'Mrs. Watanabes' slam plan for margin-trading cap

by Yasuhiko Seki and Hiroko Komiya


A plan to increase restrictions on Japan’s margin-trading market may drive individual investors away, paving the way for more volatile currency movements, according to JPMorgan Chase & Co.

The Financial Services Agency, which regulates the margin-trading industry, intends to cap the leverage permissible on currency trades at 50 times the amount of cash being committed starting in 2010, and reduce it to 25 times in 2011. This is likely to deter individual traders, many of them housewives, whom the Bank of Japan says help stabilize currency trading by buying on dips and selling into rallies.

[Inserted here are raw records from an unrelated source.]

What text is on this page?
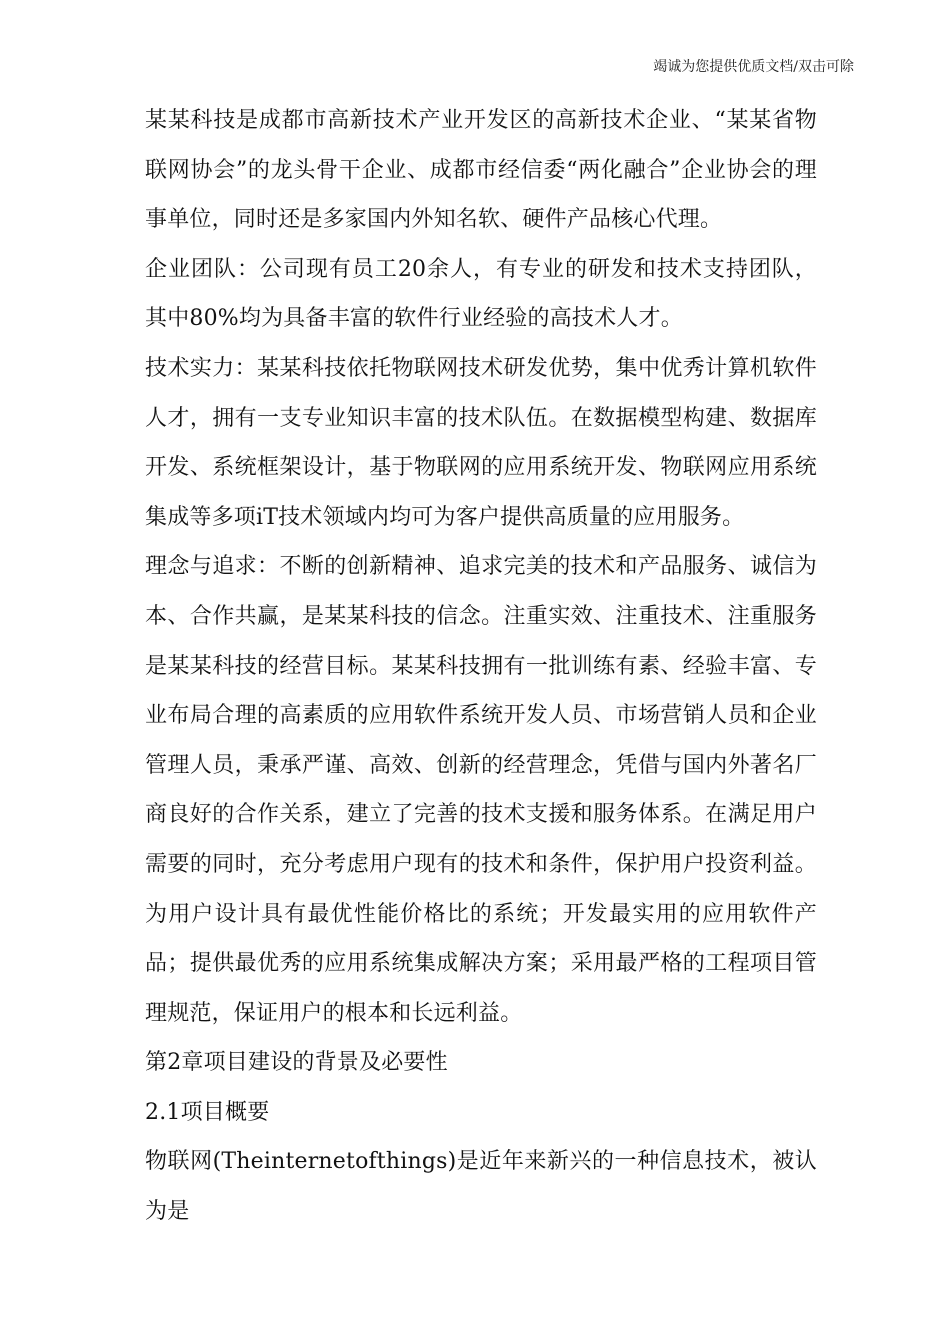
竭诚为您提供优质文档/双击可除

某某科技是成都市高新技术产业开发区的高新技术企业、“某某省物联网协会”的龙头骨干企业、成都市经信委“两化融合”企业协会的理事单位，同时还是多家国内外知名软、硬件产品核心代理。

企业团队：公司现有员工20余人，有专业的研发和技术支持团队，其中80%均为具备丰富的软件行业经验的高技术人才。

技术实力：某某科技依托物联网技术研发优势，集中优秀计算机软件人才，拥有一支专业知识丰富的技术队伍。在数据模型构建、数据库开发、系统框架设计，基于物联网的应用系统开发、物联网应用系统集成等多项iT技术领域内均可为客户提供高质量的应用服务。

理念与追求：不断的创新精神、追求完美的技术和产品服务、诚信为本、合作共赢，是某某科技的信念。注重实效、注重技术、注重服务是某某科技的经营目标。某某科技拥有一批训练有素、经验丰富、专业布局合理的高素质的应用软件系统开发人员、市场营销人员和企业管理人员，秉承严谨、高效、创新的经营理念，凭借与国内外著名厂商良好的合作关系，建立了完善的技术支援和服务体系。在满足用户需要的同时，充分考虑用户现有的技术和条件，保护用户投资利益。为用户设计具有最优性能价格比的系统；开发最实用的应用软件产品；提供最优秀的应用系统集成解决方案；采用最严格的工程项目管理规范，保证用户的根本和长远利益。

第2章项目建设的背景及必要性

2.1项目概要

物联网(Theinternetofthings)是近年来新兴的一种信息技术，被认为是
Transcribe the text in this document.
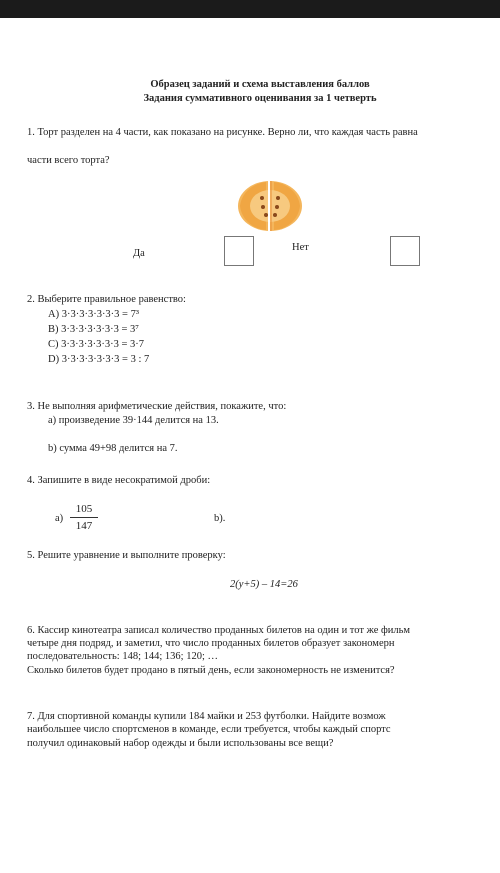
Образец заданий и схема выставления баллов
Задания суммативного оценивания за 1 четверть
1. Торт разделен на 4 части, как показано на рисунке. Верно ли, что каждая часть равна
части всего торта?
Да
Нет
2. Выберите правильное равенство:
A) 3·3·3·3·3·3·3 = 7³
B) 3·3·3·3·3·3·3 = 3⁷
C) 3·3·3·3·3·3·3 = 3·7
D) 3·3·3·3·3·3·3 = 3 : 7
3. Не выполняя арифметические действия, покажите, что:
а) произведение 39·144 делится на 13.
b) сумма 49+98 делится на 7.
4. Запишите в виде несократимой дроби:
а)
105
147
b).
5. Решите уравнение и выполните проверку:
2(y+5) – 14=26
6. Кассир кинотеатра записал количество проданных билетов на один и тот же фильм
четыре дня подряд, и заметил, что число проданных билетов образует закономерн
последовательность: 148; 144; 136; 120; …
Сколько билетов будет продано в пятый день, если закономерность не изменится?
7. Для спортивной команды купили 184 майки и 253 футболки. Найдите возмож
наибольшее число спортсменов в команде, если требуется, чтобы каждый спортс
получил одинаковый набор одежды и были использованы все вещи?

“Restrictions on leverage could trigger an exodus of forex margin traders,” said Junya Tanase, a foreign-exchange analyst at JPMorgan in Tokyo. “As margin accounts typically trade with a ‘buy on dips, sell rallies’ strategy, flows from those trades have played a key role in containing market volatility.”

Some 90.5 percent of individual currency traders oppose restrictions on leverage, and up to 20 percent say they may quit the market if the FSA mandates a limit on leverage, according to a survey of 2,665 individual traders conducted by Yano Research Institute Ltd.

“From the standpoint of housewives, who trade currencies using small amounts of sugar bowl savings, having high leverage is a critical part of foreign-exchange investments,” said Mayumi Torii, a housewife who chronicled her market experiences in a 2007 book titled: “My Method for Earning 1 Million Yen a Month by Trading Currencies.”

Four of the 120 currency margin brokerages in Japan allow clients to trade up to 400 times the amount of their deposits, while one provides leverage of just 20 times. Combined deposits in these accounts climbed to ¥696.4 billion as of March 2008, the most recent date for which an estimate is available, according to Yano Research.

Traders who use these accounts, who collectively came to be called “Mrs. Watanabe” since housewives traditionally control the purse strings, are seen as providing stability to the foreign-exchange markets due to their trading strategy.

“The gnomes of Zurich were accused in their day of destabilizing markets,” Bank of Japan Deputy Gov. Kiyohiko Nishimura said in 2007. “The housewives of Tokyo are apparently acting to stabilize them.”

The “gnomes of Zurich” was a term used by U.K. politician Harold Wilson to describe financial speculators based in the Swiss city who were speculating against the pound.

The average trading volume of foreign currencies in Tokyo swelled to $302.5 billion a day in April 2008, according to a survey by the Foreign Exchange Market Committee.

Currency margin traders now account for between 20 percent to 30 percent of daily turnover on average, JPMorgan’s Tanase said.

Some regulators are worried that margin-trading accounts are loading up brokerages with too much risk.

“Rising leverage on foreign-exchange investments may yield unexpectedly large losses beyond deposits that customers have set aside at brokerages,” Takafumi Sato, commissioner of the FSA, said June 1.

Foreign-exchange margin trading has surged in popularity in Japan since it was deregulated in 1998 as investors sought to earn higher returns than are available on government bonds in a country with a benchmark interest rate of 0.1 percent.

If currency volatility increases, corporations that earn revenue or build products overseas will have to spend more to hedge their foreign-exchange holdings or risk seeing currency fluctuations undermine earnings.

Capcom Co., an Osaka-based video-game publisher known for its “Resident Evil” series, says rising volatility in the yen may endanger its plans to boost the ratio of its game titles sold outside Japan to 65 percent of sales in the next two to three years.

“Fluctuations of the foreign-exchange rate do affect our overseas earnings,” said Ryosuke Tanaka, head of Capcom’s investor relationship department. “But since our company has a set rule of not hedging our overseas sales, we simply have to take it.”

Caps on leverage may put more pressure on households struggling to make ends meet during the recession, said Torii, who also founded a support group for home traders.

“There are women who raise children on their own by the earnings they make from forex margin trading, and I feel sincerely sorry for them, given the implications that the new rule may have,” she said. “If the lower leverage is implemented fully, individual investors may simply switch their playground to overseas markets.”

Japanese regulators should be more flexible on trading rules, said Makoto Utsumi, president and chief executive of Japan Credit Rating Agency Ltd.

“What’s important is to not kill the new market, which now offers an alternative investment opportunity for retail investors who are languishing from zero interest rates, and to make sure the rules aren’t excessively strict compared with those in overseas markets” said Utsumi, who was formerly the top currency official at the Finance Ministry.